He had become once more the hermit of old acquaintance—sardonic, harsh, his emotions hidden beneath that curt indifference of manner with which those who knew him were painfully familiar.
The two men shook hands in silence, and a few minutes later, Herrick, left alone, replaced the letters in the drawer whence he had taken them, and, turning the key upon them, slipped it into his pocket.
CHAPTER XXX
DEFEAT
In remote country districts that memorable Fourth of August, when England declared war on Germany, came and went unostentatiously.
People read the news a trifle breathlessly, reflected with a sigh of contentment on the invincible British Navy, and with a little gust of prideful triumph upon the Expeditionary force—ready to the last burnished button of each man’s tunic—and proceeded quietly with their usual avocations.
Then came the soaring Bank Rate, and business men on holiday raced back to London to contend with the new financial conditions and assure their credit. That was all that happened—at first.
Few foresaw that the gaunt, grim Spectre of War had come to dwell in their very midst, nor that soon he would pass from house to house, palace and cottage alike, touching first this man, then that, on the shoulder, with the single word “Come!” on his lips, until gradually the nations, one by one, left their tasks of peace and rose and followed him.
Monkshaven, in common with other seaside towns, witnessed the sudden exodus of City men when the climbing Bank Rate sounded its alarm. Beyond that, the war, for the moment, reacted very little on its daily processes of life. There was no disorganization of amusements—tennis, boating, and bathing went on much as usual, and clever people, proud of their ability to add two and two together and make four of them, announced that it was all explained now why certain young officers in the neighbourhood had been hurriedly recalled a few days previously, and their leave cancelled.
Then came the black news of that long, desperate retreat from Mons, shaking the nation to its very soul, and in the wave of high courage and endeavour that swept responsively across the country, the smaller things began to fall into their little place.
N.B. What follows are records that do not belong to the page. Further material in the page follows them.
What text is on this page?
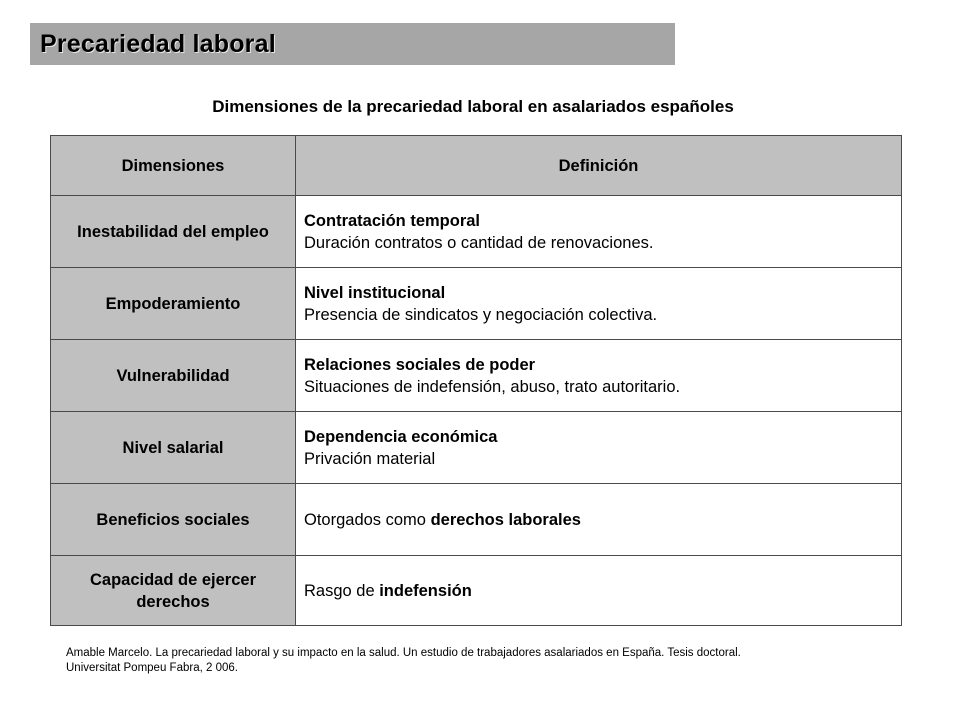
Precariedad laboral
Dimensiones de la precariedad laboral en asalariados españoles
Dimensiones	Definición
Inestabilidad del empleo	Contratación temporal
Duración contratos o cantidad de renovaciones.

Empoderamiento	Nivel institucional
Presencia de sindicatos y negociación colectiva.

Vulnerabilidad	Relaciones sociales de poder
Situaciones de indefensión, abuso, trato autoritario.

Nivel salarial	Dependencia económica
Privación material

Beneficios sociales	Otorgados como derechos laborales
Capacidad de ejercer derechos	Rasgo de indefensión
Amable Marcelo. La precariedad laboral y su impacto en la salud. Un estudio de trabajadores asalariados en España. Tesis doctoral.
Universitat Pompeu Fabra, 2 006.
To Sara, stricken by her own individual sorrow, the war came like a rushing, mighty wind, rousing her from the brooding, introspective habit which had laid hold of her and bracing her to take a fresh grip upon life. Its immense demands, the illimitable suffering it carried in its train, lifted her out of the contemplation of her own personal grief into a veritable passion of pity for the world agony beating up around her.
And, with Sara, to compassionate meant to succour. Nor did it require more than the first few weeks of war to demonstrate where such help as she was capable of giving was most sorely needed.